Some of us have met before for I remember that this centre’s men’s personal development group visited the Áras last year. Visitors to Áras, or people I meet around the country, often ask me who is the most impressive person I have ever met. They expect to hear a household name from among the many famous people and international leaders I have been lucky to meet but the truth is that the people I cannot forget, the people who inspired me are the mother of five and the father of three who both faced up to their literacy problems and in so doing utterly transformed their lives, you could say met their true selves for the first time through education.

I think of the terrible sense of loss that mother felt when she could not read a bedtime story to her children, when she brought home ‘yellowpack’ dog food instead of beans, when her adult son living far from home thought she had forgotten him because she never wrote to him. I think of the father who was terrified his work colleagues would figure out he couldn’t read the paper, how he isolated himself when they were reading the sport pages of the papers, how he longed to be part of that chatty literate circle. Today, the mother is a university graduate and the father is the author of a poem so profound I have never been able to forget it - a poem about the joy of writing his wife and children’s names for the first time on a blank sheet of paper.

Many of you in this room will understand what living with that secret must have felt like. You know how small, how left out, how lacking in self-confidence you feel. But you have also felt the liberation that learning brings once you have made the courageous leap back to the world of education. Only you know the effort it took to make that move and then to stick with it.  Old memories of school may have been dreadful, fear of failure may have almost overwhelmed you but you took the chance anyway and in making yourselves vulnerable you found the road to your own strength, your own talent and giftedness, to the extraordinary heroic you, that was almost lost to us.

Tonight we celebrate your achievement, your recollections and thoughts and poetry expressed in ‘Crumlin Writes’.  My thanks to Frances Ward, the Adult Literacy Organiser, for sending me the publication which has such a great store of articles, recollections, poems and stories - each  utterly unique and each helping all of us to understand the human condition much better. I hope that the joy of seeing your work published and read and respected will make you hungry for more and curious to find out what untapped potential lies inside yourself. There was a time when no one got a second chance. Not any more.
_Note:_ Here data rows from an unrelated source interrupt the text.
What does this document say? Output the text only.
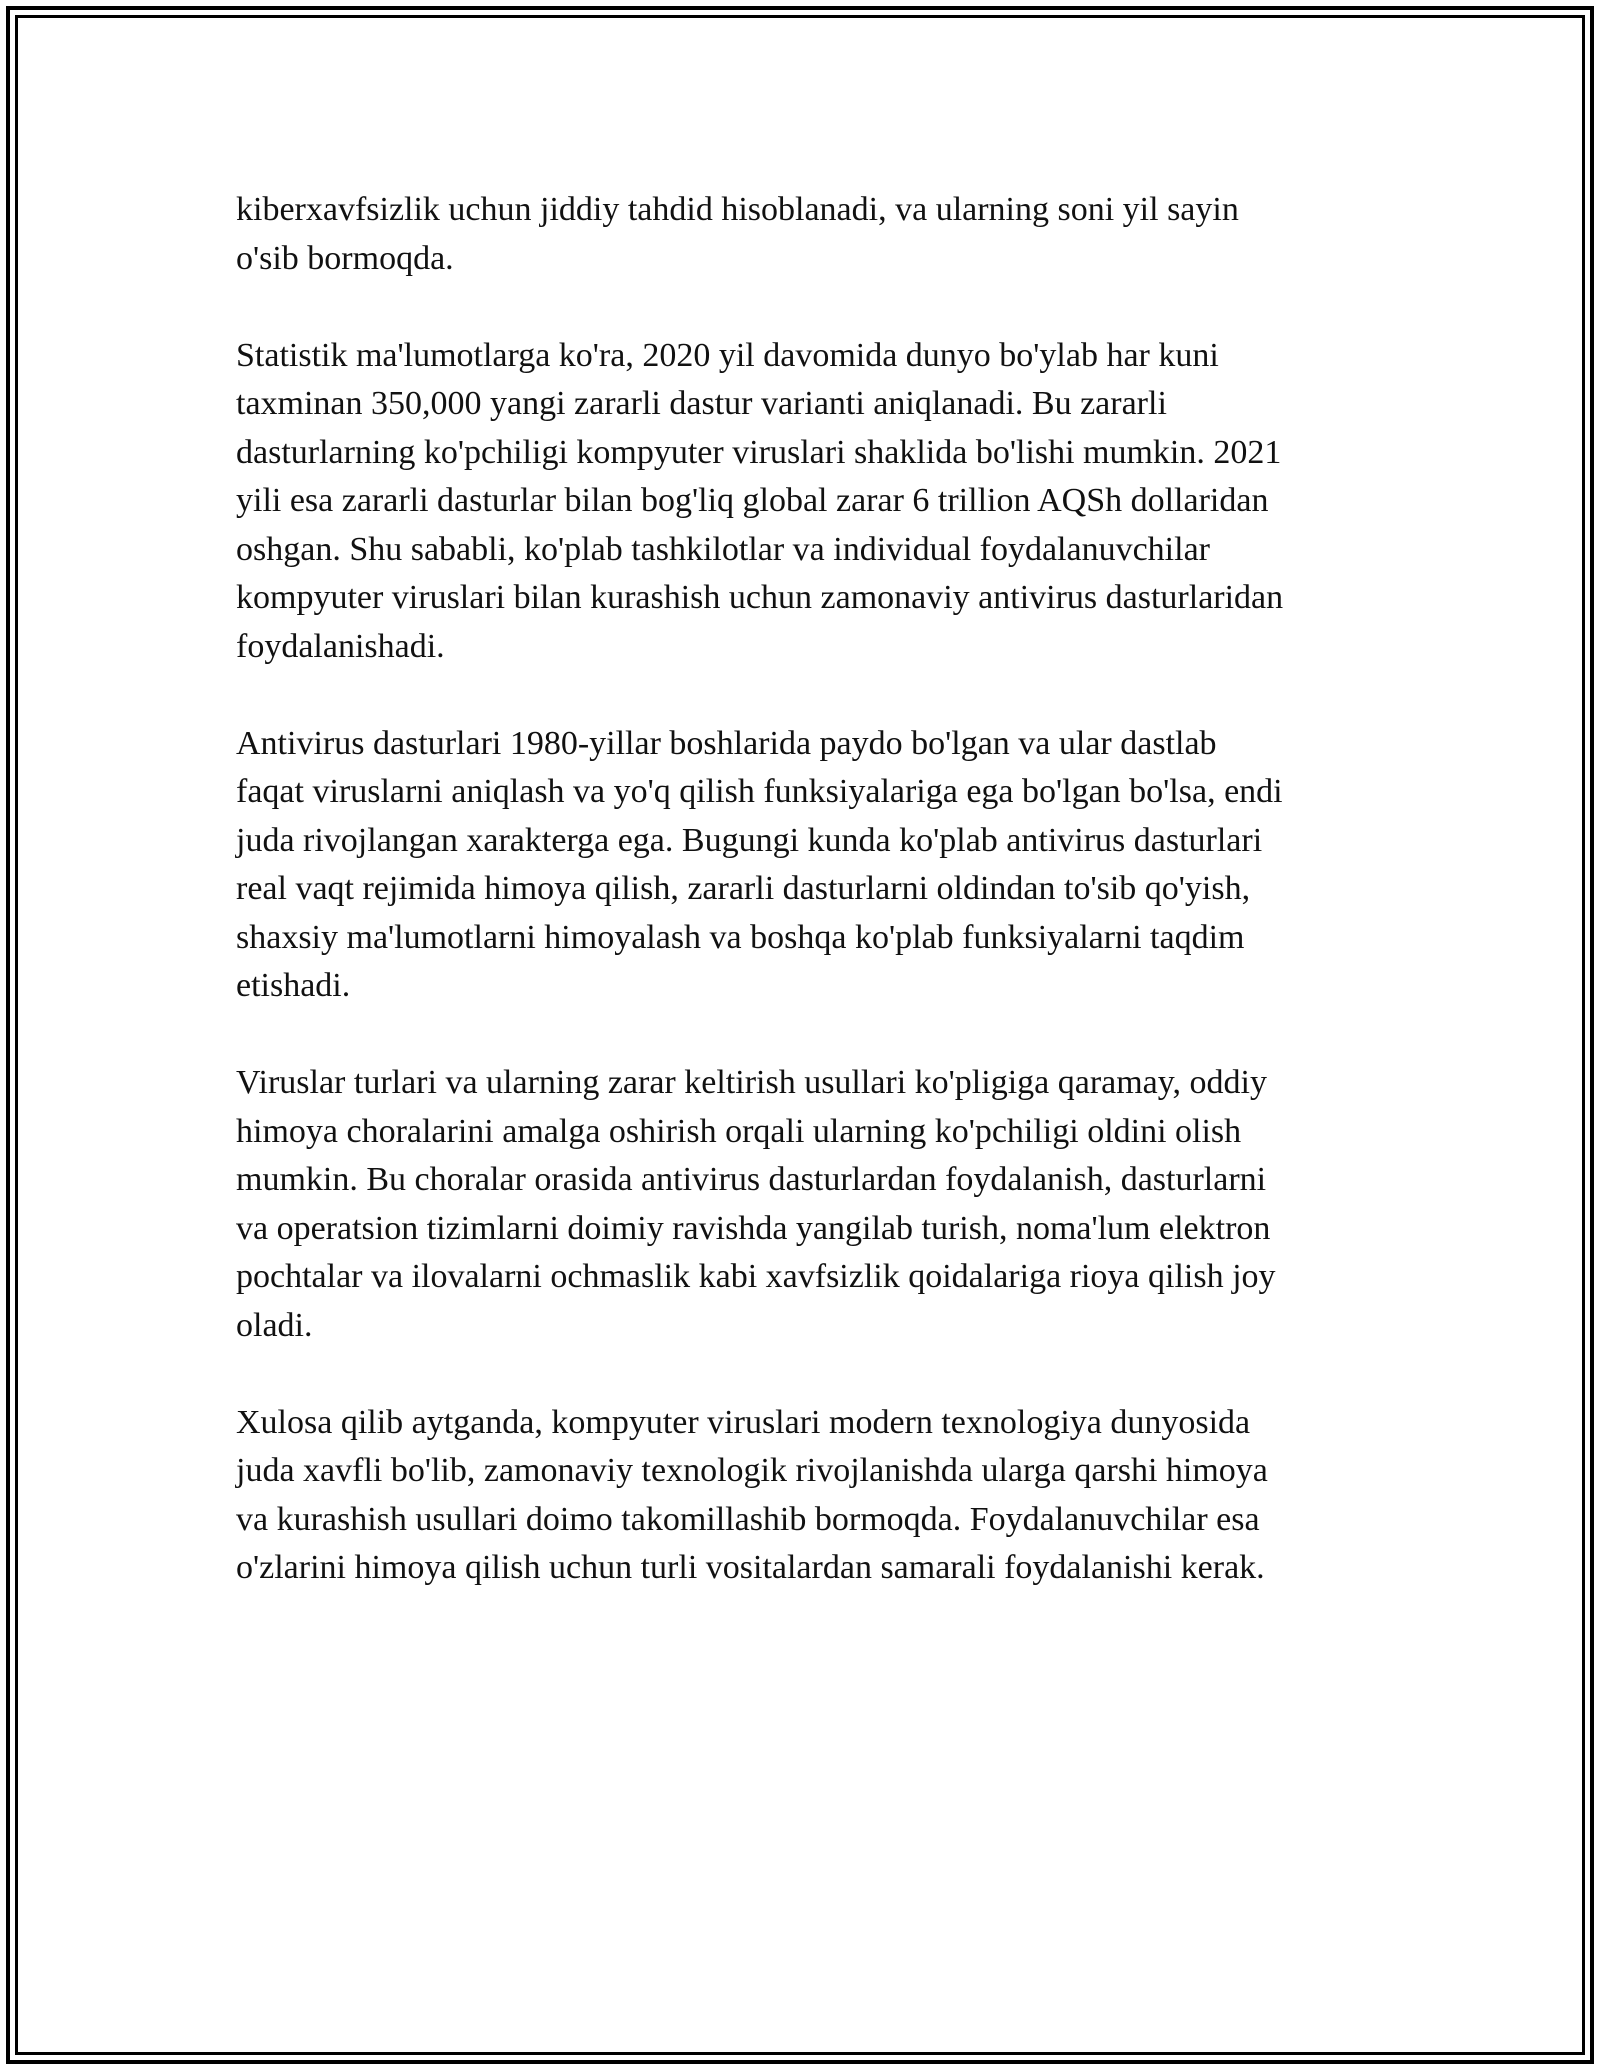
kiberxavfsizlik uchun jiddiy tahdid hisoblanadi, va ularning soni yil sayin
o'sib bormoqda.

Statistik ma'lumotlarga ko'ra, 2020 yil davomida dunyo bo'ylab har kuni
taxminan 350,000 yangi zararli dastur varianti aniqlanadi. Bu zararli
dasturlarning ko'pchiligi kompyuter viruslari shaklida bo'lishi mumkin. 2021
yili esa zararli dasturlar bilan bog'liq global zarar 6 trillion AQSh dollaridan
oshgan. Shu sababli, ko'plab tashkilotlar va individual foydalanuvchilar
kompyuter viruslari bilan kurashish uchun zamonaviy antivirus dasturlaridan
foydalanishadi.

Antivirus dasturlari 1980-yillar boshlarida paydo bo'lgan va ular dastlab
faqat viruslarni aniqlash va yo'q qilish funksiyalariga ega bo'lgan bo'lsa, endi
juda rivojlangan xarakterga ega. Bugungi kunda ko'plab antivirus dasturlari
real vaqt rejimida himoya qilish, zararli dasturlarni oldindan to'sib qo'yish,
shaxsiy ma'lumotlarni himoyalash va boshqa ko'plab funksiyalarni taqdim
etishadi.

Viruslar turlari va ularning zarar keltirish usullari ko'pligiga qaramay, oddiy
himoya choralarini amalga oshirish orqali ularning ko'pchiligi oldini olish
mumkin. Bu choralar orasida antivirus dasturlardan foydalanish, dasturlarni
va operatsion tizimlarni doimiy ravishda yangilab turish, noma'lum elektron
pochtalar va ilovalarni ochmaslik kabi xavfsizlik qoidalariga rioya qilish joy
oladi.

Xulosa qilib aytganda, kompyuter viruslari modern texnologiya dunyosida
juda xavfli bo'lib, zamonaviy texnologik rivojlanishda ularga qarshi himoya
va kurashish usullari doimo takomillashib bormoqda. Foydalanuvchilar esa
o'zlarini himoya qilish uchun turli vositalardan samarali foydalanishi kerak.
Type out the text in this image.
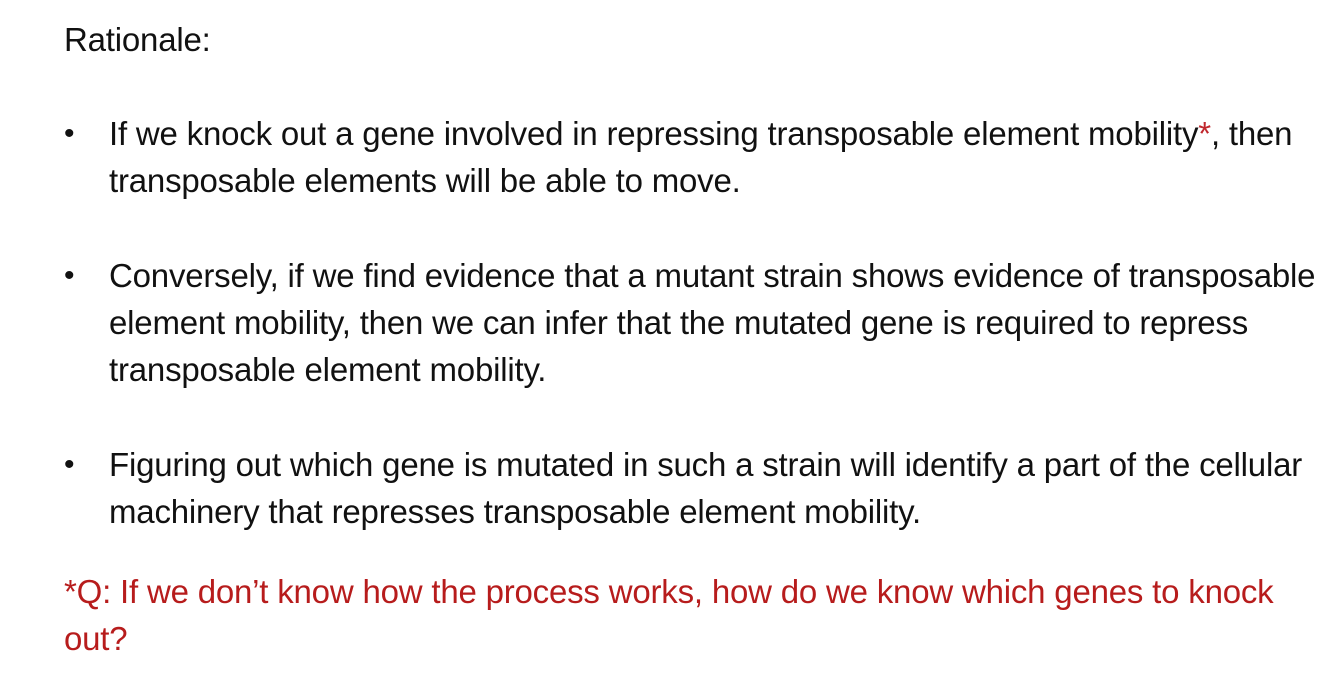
Rationale:
• If we knock out a gene involved in repressing transposable element mobility*, then transposable elements will be able to move.
• Conversely, if we find evidence that a mutant strain shows evidence of transposable element mobility, then we can infer that the mutated gene is required to repress transposable element mobility.
• Figuring out which gene is mutated in such a strain will identify a part of the cellular machinery that represses transposable element mobility.
*Q: If we don’t know how the process works, how do we know which genes to knock out?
Lifelong learning, adult education is now sitting on our doorsteps – like a golden opportunity.

The VEC has done a splendid job in delivering the opportunity for adult education literacy classes and the students have taken that opportunity and put it to very good use. An army of wonderful volunteers lives out the philosophy of improving self-esteem, building confidence, encouraging learning in a relaxed, friendly and supportive atmosphere.

This evening I want to say a heartfelt thank you to the tutors, volunteers, whose generosity is the very lifeblood of our highly successful adult literacy services throughout Ireland. You do it without thought of praise or thanks but richly deserving both. You do it for the reward that comes from seeing another human being achieve their truest and best potential.

Congratulations to everyone associated with the success story we celebrate tonight – or should I say double success story, because not only do we celebrate the publication of the ‘Crumlin Writes’ booklet but also its companion ‘Cherry Orchard and Ballyfermot Tales’.

To the most important people here this evening, the participants whose articles are showcased in the booklets, I say, we all say, comhghairdeachas libh go léir – congratulations to each and everyone of you. Perhaps we may even have the next Deirdre Purcell, Patricia Scanlan or Roddy Doyle in the group.  But what we certainly have are very articulate and forceful ambassadors for Adult Literacy classes, people whose stories will, I hope, inspire others who are suffering in silence to seek help and know a day of pride such as the one you are enjoying today.

Go maire sibh. Go raibh maith agaibh.